Zags don't like UW's proposal for rivalry renewal

Credit: AP

Gonzaga's Micah Downs holds the trophy as he celebrates his team's 83-58 win over Saint Mary's in the West Coast Conference men's tournament championship NCAA college basketball game in Las Vegas, Monday, March 9, 2009. (AP Photo/Jae C. Hong)

by John Goff

NWCN.com

Posted on October 22, 2009 at 6:41 AM

SEATTLE - The state's Huskies and Bulldogs are at it again.

Washington wants to renew its heated, high-profile rivalry with Gonzaga -- at Seattle's KeyArena. Gonzaga says no way, not unless the games are played on each school's campus.

Bulldogs athletic director Mike Roth said Wednesday night from Spokane that while he thinks renewing the cross-state series that began in 1910 but has been dormant since December 2006 is a good thing for the state and the Northwest, "it is a series that should be equitable for both schools. I have always believed it is a game best played on the two campuses."

He acknowledged that Tuesday night he received a proposal for an official at Washington, the defending Pac-10 champion, to resume the 43-game series for three years, beginning next season inside KeyArena at Seattle Center. That's the former home of the NBA's since-departed Seattle SuperSonics. And it's where Gonzaga, the perennial champion of the West Coast Conference, has been playing an annual "home" game against high-profile national opponents in front of wild, pro-Zags crowds since the 2003-04 season.

"I have always been of the opinion this is a good game for both schools, a good game for the state of Washington and a good game for basketball in the Pacific Northwest," Roth said in a statement released by Gonzaga hours after Washington confirmed its proposal. "At the same time, it is a series that should be equitable for both schools. I have always believed it is a game best played on the two campuses because of the great college basketball atmosphere in both campus venues."

Then Roth chided Washington for essentially backing Gonzaga into a very public corner over the issue of restarting this hugely popular and sometimes intense rivalry.

"The renewal of this series is something that will be decided by the two athletic directors and the two head basketball coaches in private discussions," Roth said.

Washington is proposing even splits in ticket allocation and in all revenues from the three games at KeyArena. Some estimates are that each school could see net profits in the series of up to $300,000 per game from ticket sales alone, not including any network television interests.

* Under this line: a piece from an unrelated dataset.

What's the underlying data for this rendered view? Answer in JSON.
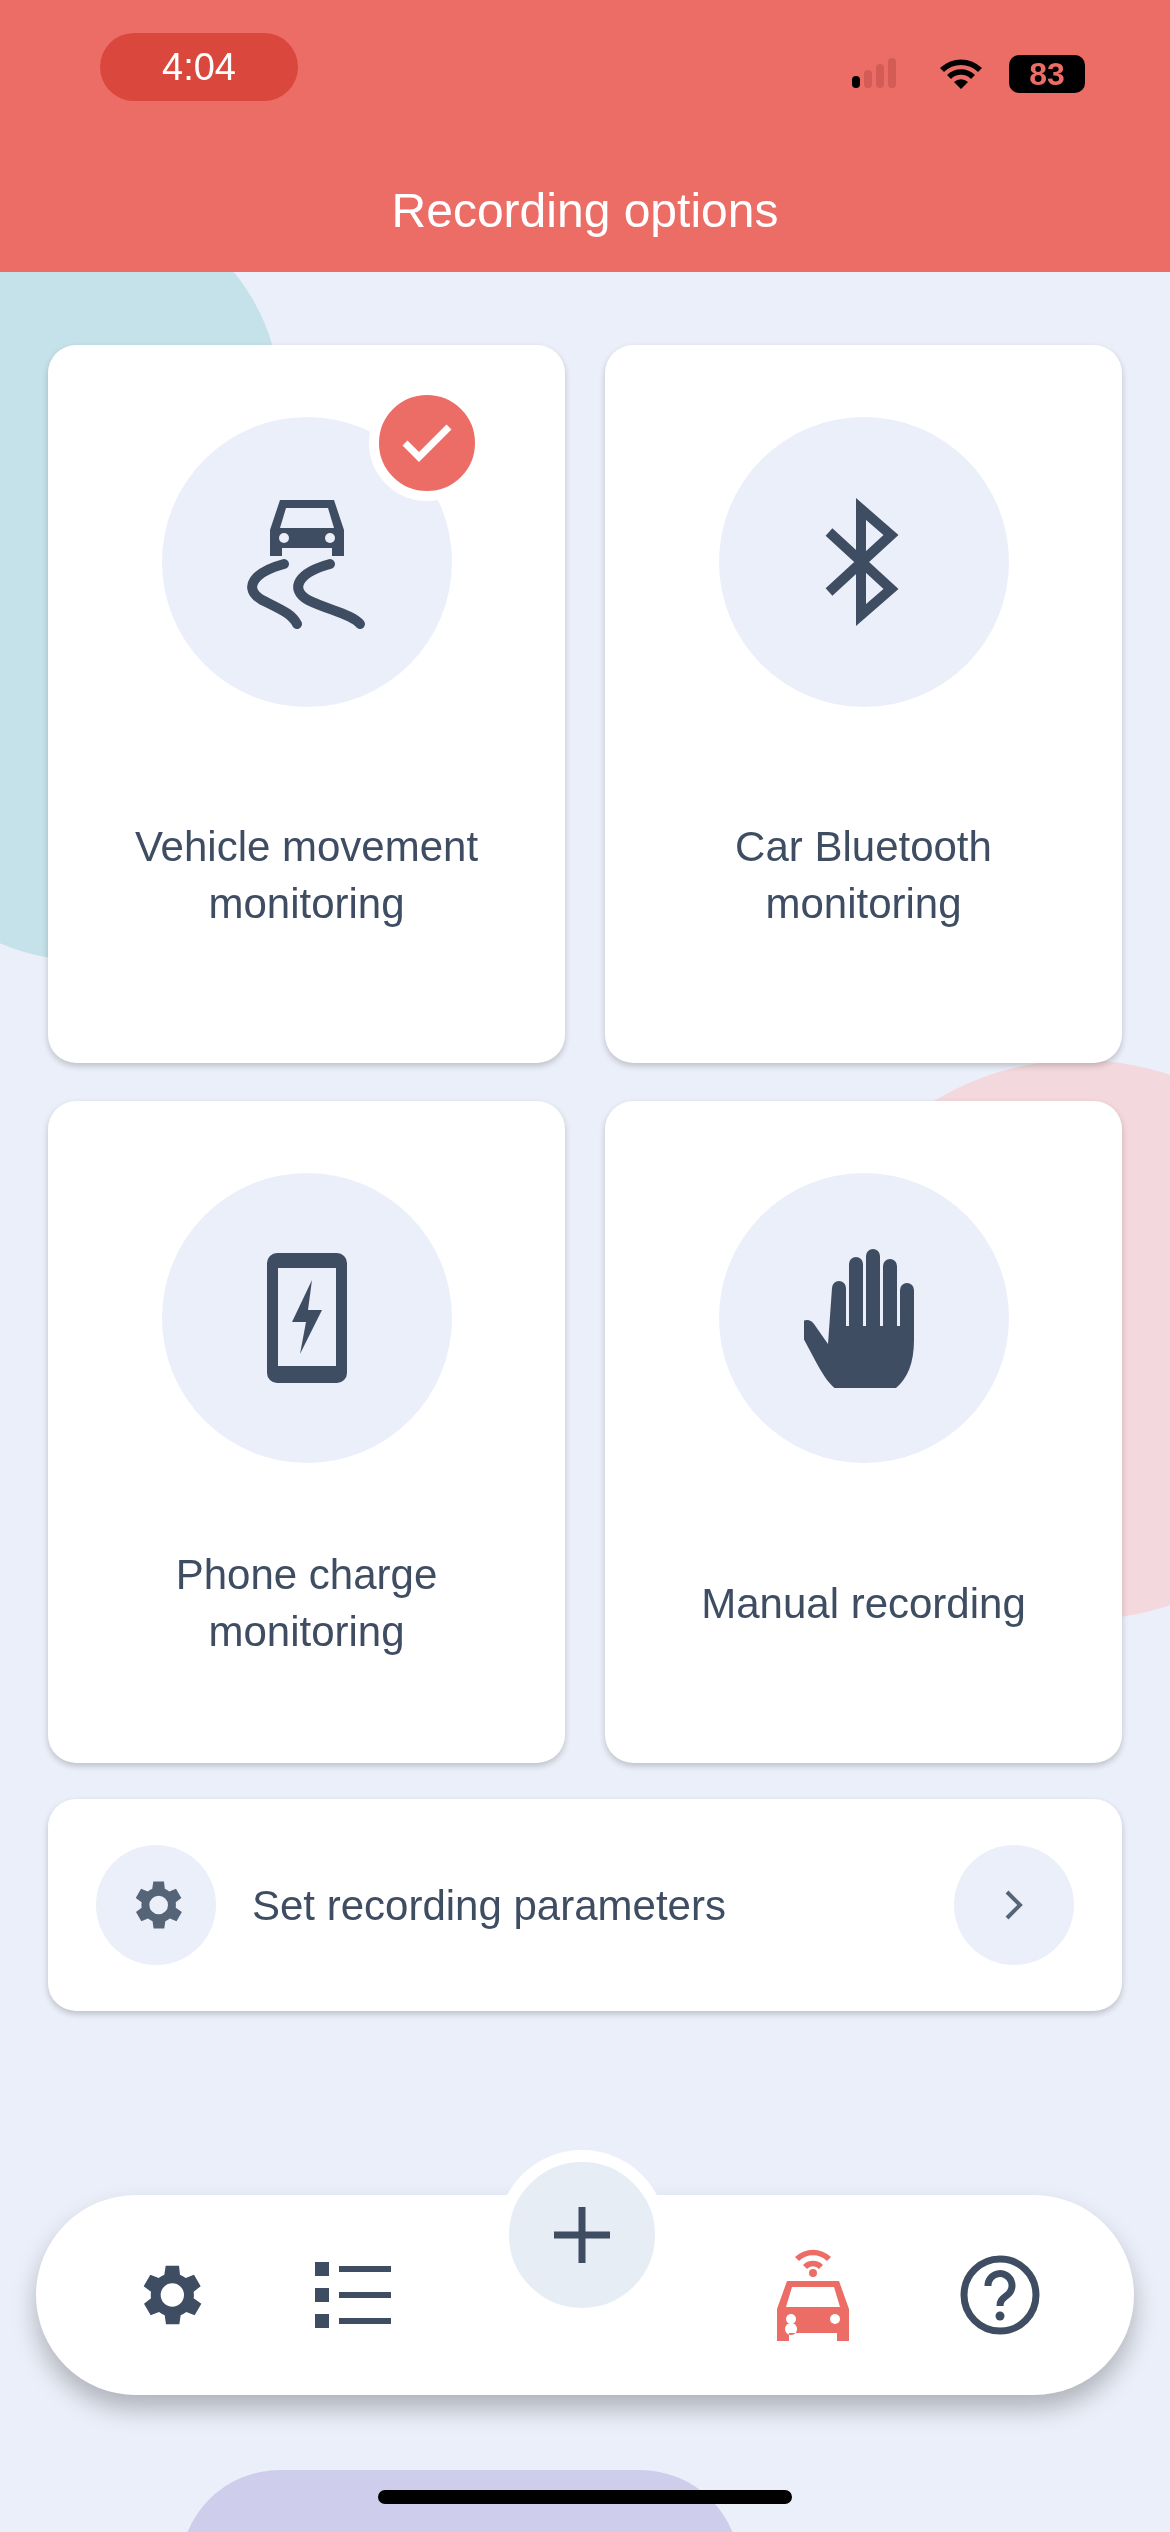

"We're excited. Gonzaga is a great program," Washington coach Lorenzo Romar said earlier Wednesday. "When we discontinued the series initially, we knew there would come a time when we would probably renew the series. We think it is something that is going to work well for both programs. We're ready to go."

The UW also wants an equal number of affordable tickets to be available to students from each school, and that the game be officiated by Pac-10 crews who also work games in the WCC -- a common practice in such non-conference matchups.

"We want to make it a truly neutral site," Huskies athletic department spokesman Richard Kilwien said.

Gonzaga finds that idea hard to fathom.

KeyArena, with a capacity for basketball of 17,072, is four miles from the Washington campus. It is 283 miles west of Gonzaga's campus.

Washington leads the dormant series 29-14, but Gonzaga has won eight of the last nine meetings. That coincides with Gonzaga's rise from a little mid-major darling to a national power making runs in the NCAA tournament each spring.

Washington and Gonzaga broke off their series in 2007, after 10 consecutive meetings alternating between their campus arenas. Washington saw little to gain by playing home-and-home sets anymore, especially when it sent the Huskies into the Zags' raucous McCarthey Athletic Center, which has a capacity of 6,000.

Washington's Hec Edmundson Pavilion seats 10,000.

Many around both programs believed the renewal wouldn't happen until coach Mark Few leaves Gonzaga, if he ever does, because they feel there is animosity between Few and Romar.

That stems from the recruitment of Josh Heytvelt out of Clarkston, Wash., High School in 2004, which turned into a fierce battle between Gonzaga and Washington for one of the state's top prospects.

Washington -- specifically Huskies assistant coach Cameron Dollar, now the head coach at Seattle University -- contacted Heytvelt during a period when schools were not allowed to speak with recruits. Gonzaga, Eastern Washington and Washington State all called the NCAA to complain, and the Huskies were penalized. They dropped their recruitment of Heytvelt and, a couple years later, their annual series with the Zags.

But now Heytvelt's college career is over. And Washington's interest in playing Gonzaga is back on.